Bordetella pertussis is a gram-negative bacterial pathogen that infects the human respiratory tract, leading to a severe paroxysmal coughing disease known as whooping cough that can be fatal in infants. The mechanisms that this pathogen employs to establish an infection and cause disease are still relatively obscure. In addition, although there has been extensive characterization in vitro of the structure and function of several putative 8. pertussis virulence factors, the roles that these factors play in the host-pathogen interaction to promote infection and disease are poorly understood. The overall goal of this project is to determine the role that one of these factors, pertussis toxin (PT), plays in respiratory tract infection by B. pertussis. PT is an exotoxin produced exclusively by this pathogen and can intoxicate a wide range of mammalian cells in culture, but its role in 8. pertussis infection is largely unknown. By comparing a wild type strain (WT) to a mutant strain (APT) with a deletion of the genes encoding PT in a mouse intranasal infection model, we have preliminary data that PT plays an important and early role in colonization of the respiratory tract by 8. pertussis. At least three different immune responses (early neutrophil recruitment to the lungs, early cytokine and chemokine production in the respiratory tract, and serum antibody responses) to infection with WT appear to be suppressed relative to those after infection with APT. Therefore, we hypothesize that an important role of PT is to suppress the antibacterial immune responsesto 8. pertussis, allowing establishment of the infection with subsequent disease pathogenesis. To test this hypothesis we propose four specific aims: (1) to determine the mechanism of inhibition of neutrophil recruitment to the lungs; (2) to determine the relevant targets of PT activity using chemically- and genetically-altered mice; (3) to determine whether PT suppresses lung antibody and T cell responses after 8. pertussis infection; and (4) to determine whether immunosuppression by PT after 8. pertussis infection enhances susceptibility to secondary infections. Elucidation of the specific roles of PT during 8. pertussis infection will increase our understanding of the pathogenic mechanisms of this organism, and may lead to novel therapeutic approaches to combat pertussis infection and disease.
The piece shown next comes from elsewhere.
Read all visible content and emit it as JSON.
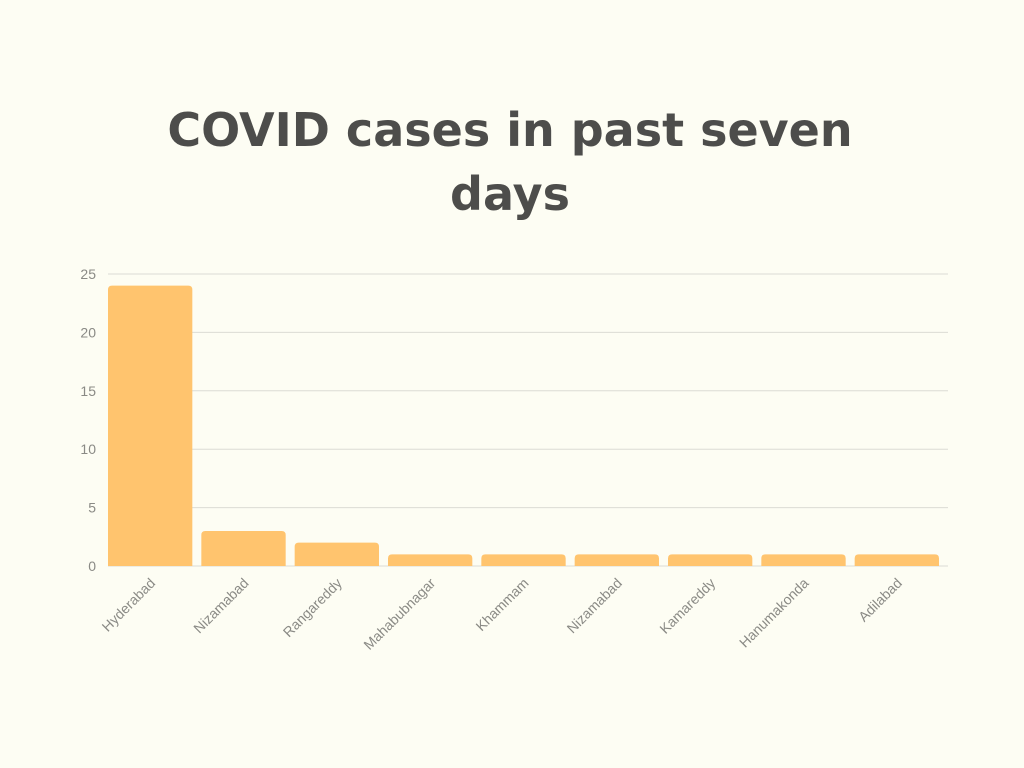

百日咳杆菌是一种革兰氏阴性细菌病原体，感染人类呼吸道， 导致一种严重的阵发性咳嗽疾病，称为百日咳， 婴儿。这种病原体用来建立感染和引起疾病的机制是 仍然相对模糊。此外，尽管已经在体外广泛表征了 几种推测蛋白结构和功能8.百日咳毒力因子，这些因子的作用 在宿主-病原体相互作用中促进感染和疾病的作用知之甚少。的 本项目的总体目标是确定这些因子之一百日咳毒素（PT）所起的作用 在呼吸道感染B。百日咳。PT是该病原体专门产生的外毒素 并能毒害培养中的多种哺乳动物细胞，但它在8.百日咳感染是 大部分未知。通过将野生型菌株（WT）与具有缺失的突变菌株（APT）进行比较， 在小鼠鼻内感染模型中，我们有初步数据表明PT在小鼠鼻内感染中起作用。 重要的和早期的作用，定植的呼吸道8。百日咳。至少三个不同 免疫应答（早期中性粒细胞向肺的募集，早期细胞因子和趋化因子 呼吸道中的产生，和血清抗体应答）感染WT似乎是 相对于感染APT后的抑制。因此，我们假设一个重要的角色 PT的作用是抑制对8.百日咳，允许建立 感染并导致随后的疾病发病机制。为了验证这一假设，我们提出了四个具体的 目的：（1）确定抑制中性粒细胞向肺募集的机制;（2） 使用化学和遗传改变的小鼠确定PT活性的相关靶标;（3） 确定PT是否抑制肺抗体和T细胞反应后8.百日咳感染;以及 (4)以确定是否免疫抑制PT后8。百日咳感染增强 易继发感染。阐明PT在8.百日咳 感染将增加我们对这种生物体致病机制的了解，并且可能 从而导致对抗百日咳感染和疾病新的治疗方法。